Règles du futur PLU et sursis à statuer

Dans un arrêt de principe, le Conseil d’Etat avait jugé qu’un « sursis à statuer ne peut être opposé à une demande de permis de construire qu’en vertu d’orientations ou de règles que le futur plan local d’urbanisme pourrait légalement prévoir, et à la condition que la construction, l’installation ou l’opération envisagée soit de nature à compromettre ou à rendre plus onéreuse son exécution » (CE, 22-07-2020, Commune de La-Queue-Les-Yvelines, n° 427163, Publié au recueil Lebon). Ce faisant, il opérait un revirement de jurisprudence, considérant que la légalité du futur PLU peut être examinée pour apprécier celle de la décision du sursis à statuer opposée à une demande d’autorisation de construire.

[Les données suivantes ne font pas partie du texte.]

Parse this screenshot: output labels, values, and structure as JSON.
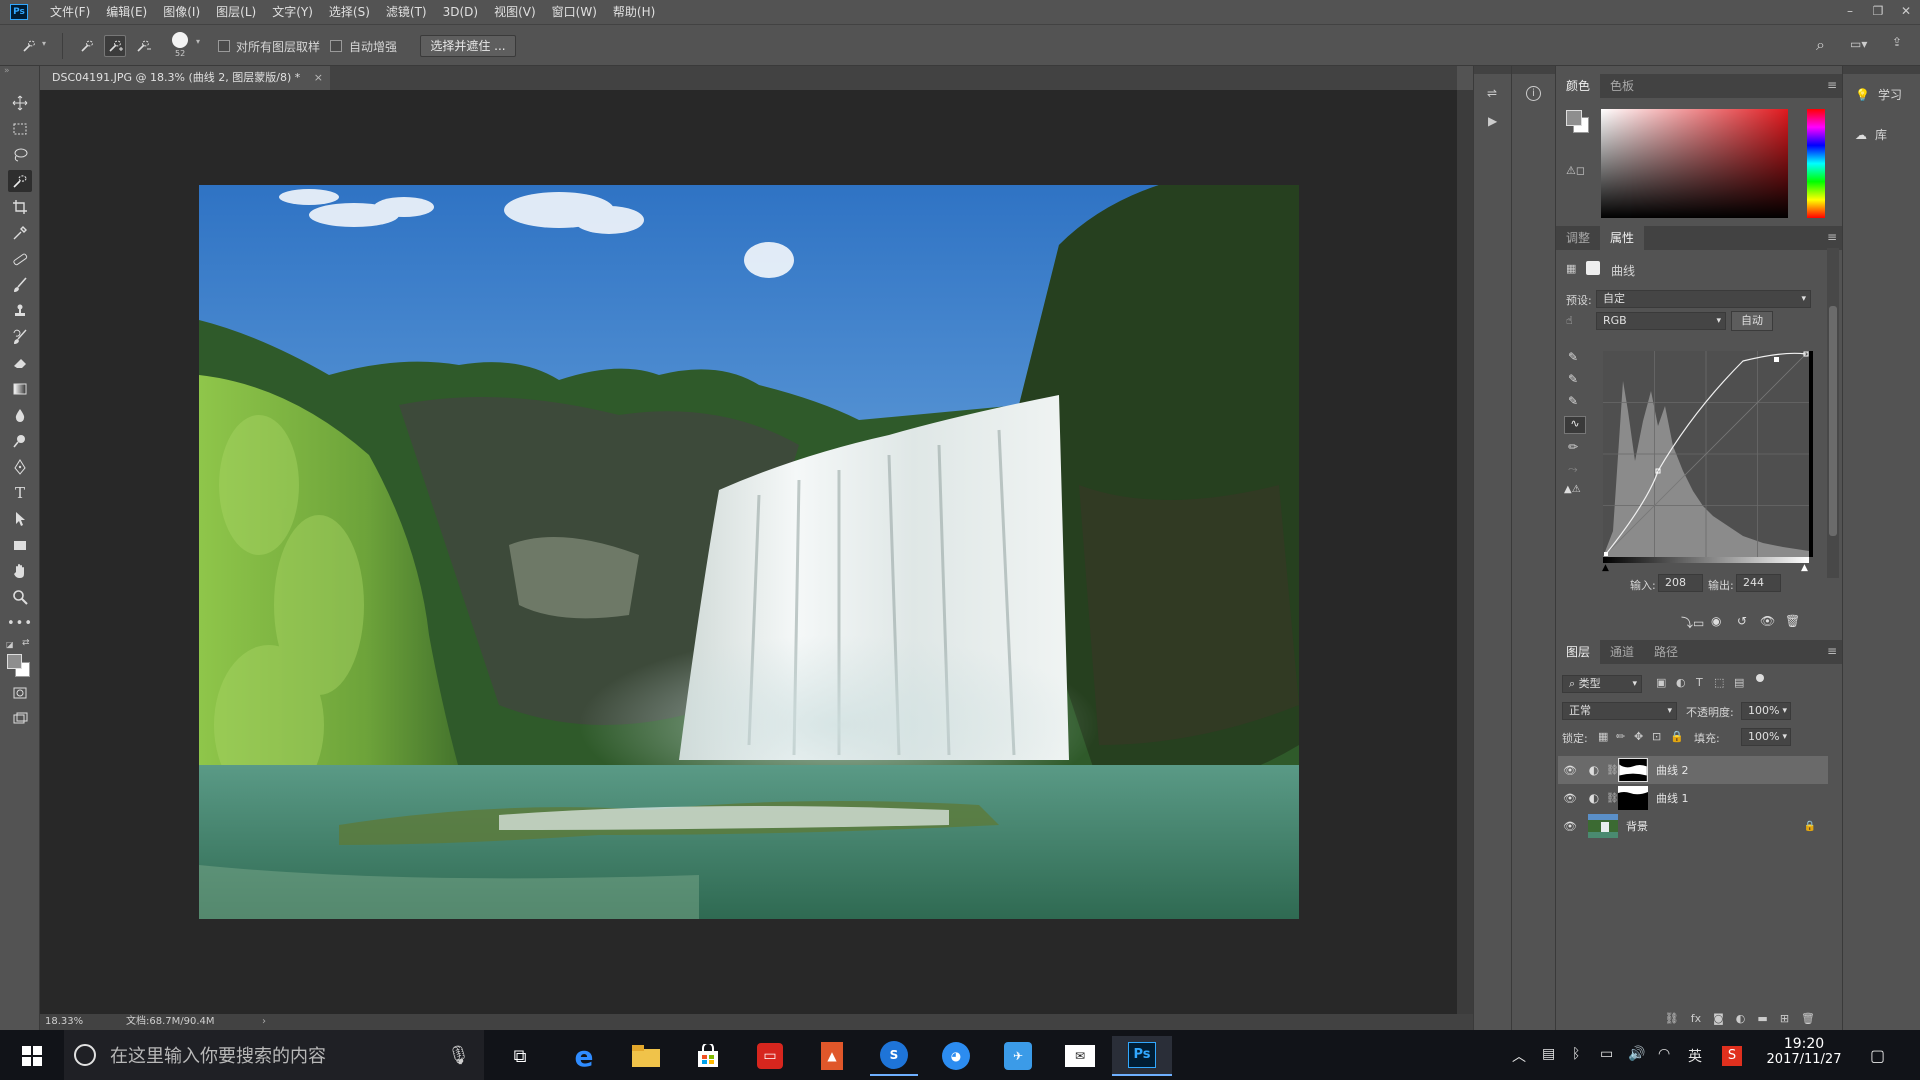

Dans son arrêt du 21 avril 2021, le Conseil d’Etat met en application ce principe et en précise les contours.

En l’espèce, un maire avait délivré à une société un certificat d’urbanisme qui comportait la mention selon laquelle un sursis à statuer pourrait être opposé à une déclaration préalable ou à une demande de permis de construire. Cette société a, par la suite, sollicité une demande de permis de construire portant sur un magasin. Le maire a sursis à statuer sur cette demande au motif que ce projet était de nature à compromettre ou à rendre plus onéreuse l’exécution du PLU en cours de révision.

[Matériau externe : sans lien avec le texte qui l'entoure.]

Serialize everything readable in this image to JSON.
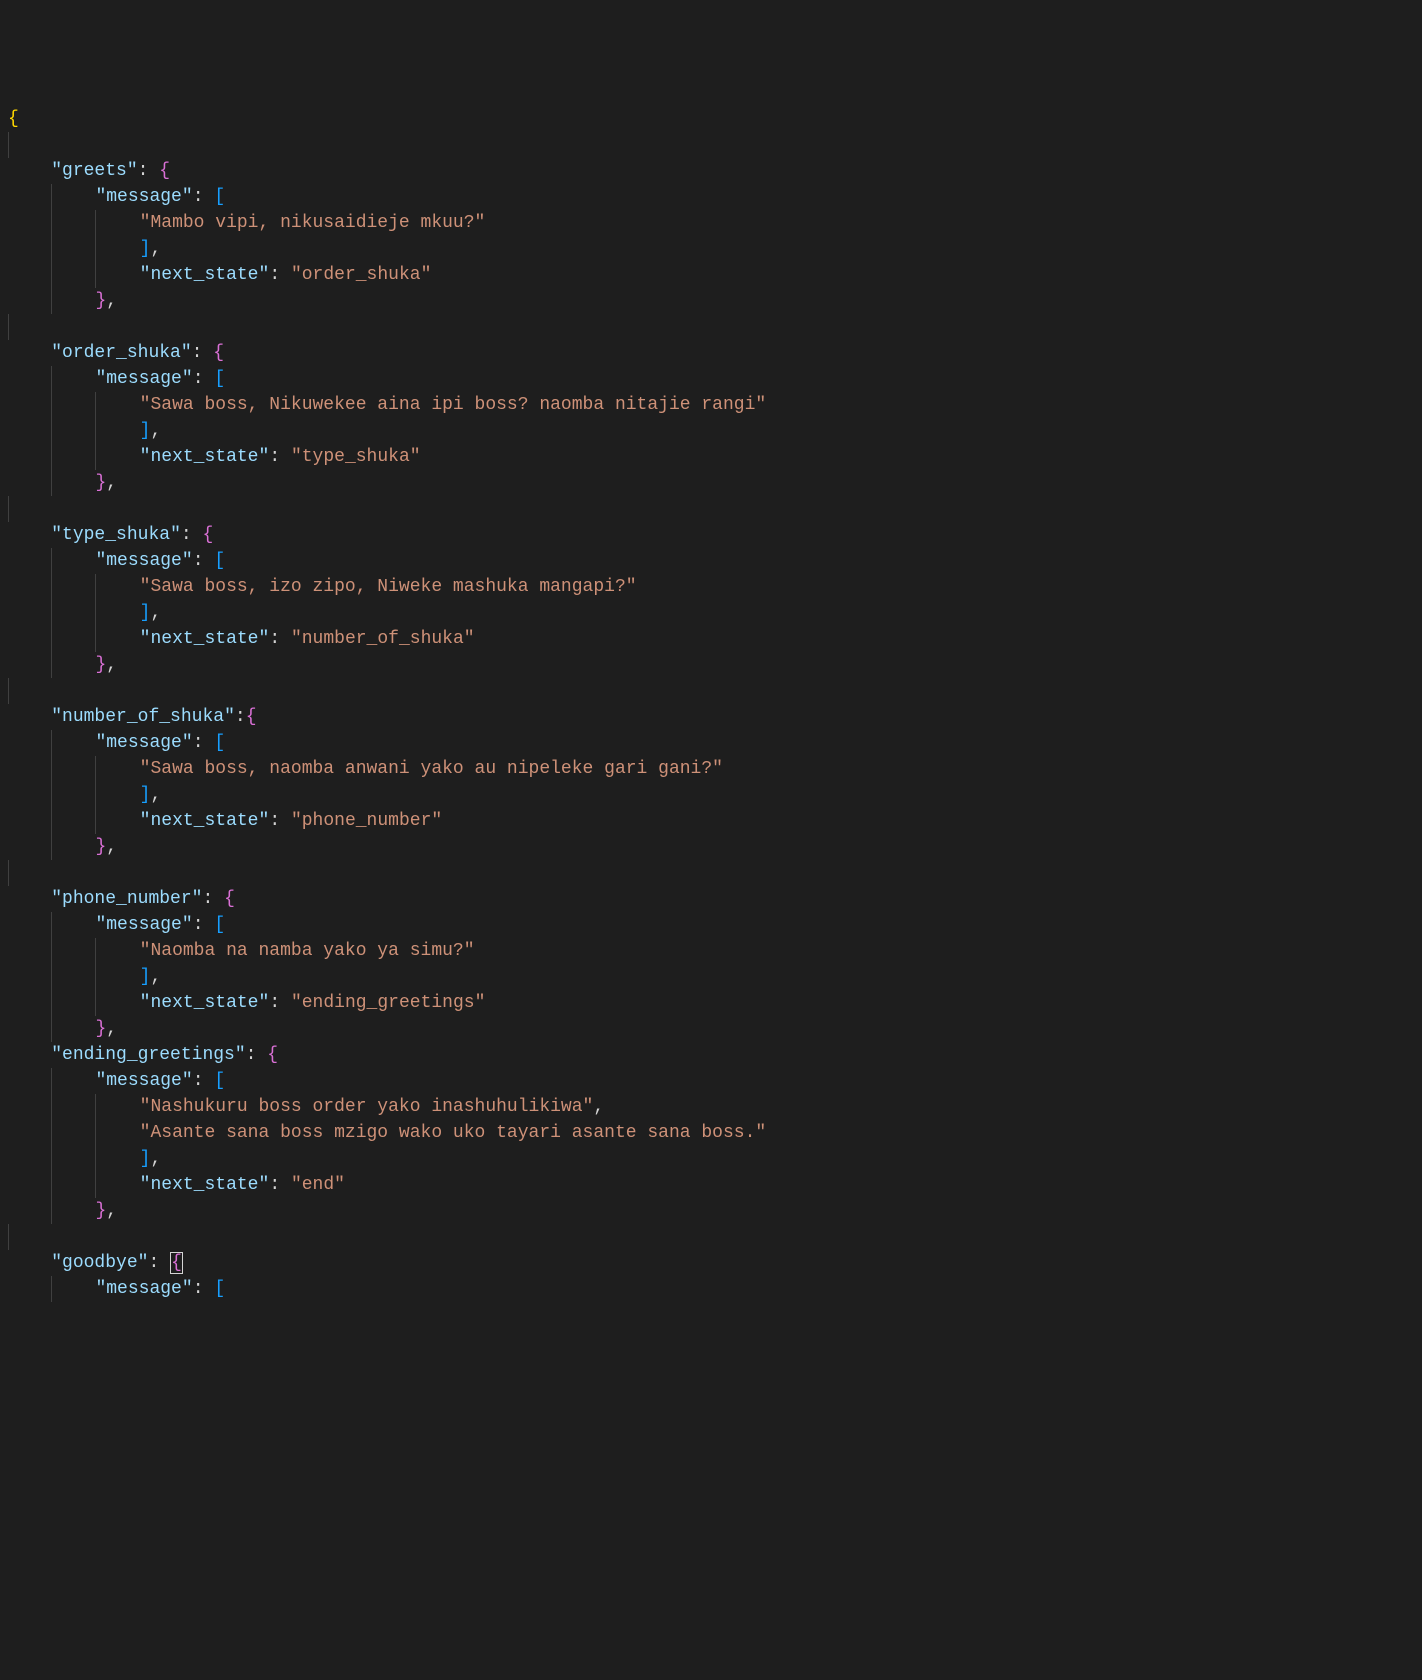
{
  "code": {
    "states": [
      {
        "name": "greets",
        "messages": [
          "Mambo vipi, nikusaidieje mkuu?"
        ],
        "next_state": "order_shuka"
      },
      {
        "name": "order_shuka",
        "messages": [
          "Sawa boss, Nikuwekee aina ipi boss? naomba nitajie rangi"
        ],
        "next_state": "type_shuka"
      },
      {
        "name": "type_shuka",
        "messages": [
          "Sawa boss, izo zipo, Niweke mashuka mangapi?"
        ],
        "next_state": "number_of_shuka"
      },
      {
        "name": "number_of_shuka",
        "messages": [
          "Sawa boss, naomba anwani yako au nipeleke gari gani?"
        ],
        "next_state": "phone_number",
        "no_space_before_brace": true
      },
      {
        "name": "phone_number",
        "messages": [
          "Naomba na namba yako ya simu?"
        ],
        "next_state": "ending_greetings"
      },
      {
        "name": "ending_greetings",
        "messages": [
          "Nashukuru boss order yako inashuhulikiwa",
          "Asante sana boss mzigo wako uko tayari asante sana boss."
        ],
        "next_state": "end",
        "close_indent": 2
      },
      {
        "name": "goodbye",
        "messages_partial": true,
        "cursor": true
      }
    ],
    "labels": {
      "message_key": "message",
      "next_state_key": "next_state"
    }
  }
}
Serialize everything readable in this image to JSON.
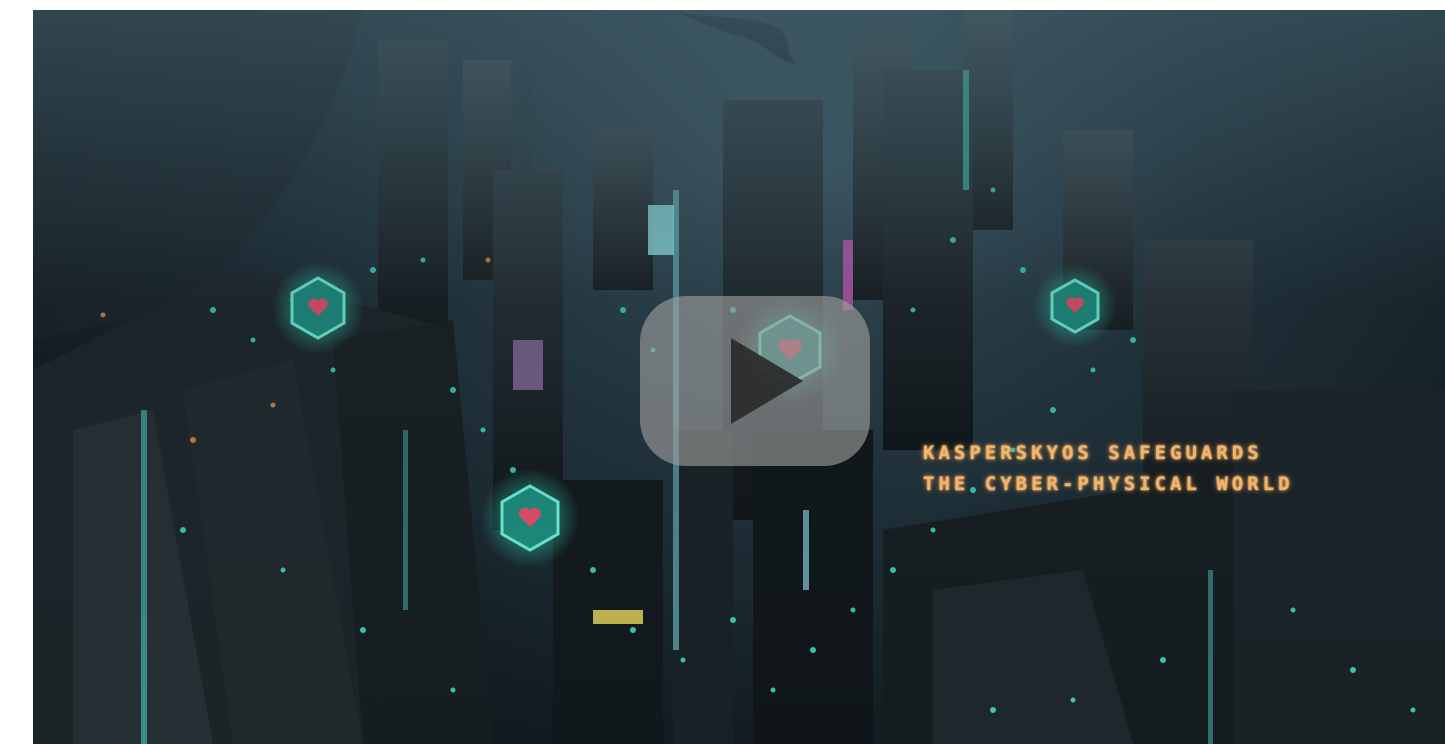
{
  "video": {
    "caption_line1": "KASPERSKYOS SAFEGUARDS",
    "caption_line2": "THE CYBER-PHYSICAL WORLD",
    "play_icon": "play-icon",
    "shield_icon": "heart-shield-icon"
  },
  "colors": {
    "accent_neon": "#3fe8c8",
    "caption_glow": "#f4b46a",
    "heart": "#e8506a"
  }
}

La société pétitionnaire a saisi le tribunal administratif de Bordeaux d’une demande en annulation de cette décision. Cette juridiction a rejeté sa demande, de la même manière que la Cour administrative d’appel de Bordeaux a rejeté l’appel formé par ladite société contre ce jugement. Cette dernière a alors formé un pourvoi en cassation.

Le Conseil d’Etat rappelle tout d’abord les conditions et modalités du prononcé d’un sursis à statuer par l’autorité compétente, fixées aux articles L. 123-6, L. 111-8 et L. 123-6 du code de l’urbanisme, désormais codifiés aux articles L. 153-11 et L. 424-1 du même code.

Il reprend ensuite son considérant de principe précité relatif à l’appréciation de la légalité du futur PLU, et l’applique au cas d’espèce.

Il considère ainsi que la société pétitionnaire pouvait utilement invoquer à l’appui de ses conclusions dirigées contre le sursis à statuer, sans qu’il soit nécessaire que le futur PLU soit publié, un moyen tiré de l’illégalité des règles contenues dans ledit projet de plan, applicables à la zone incluant le terrain d’assiette du projet.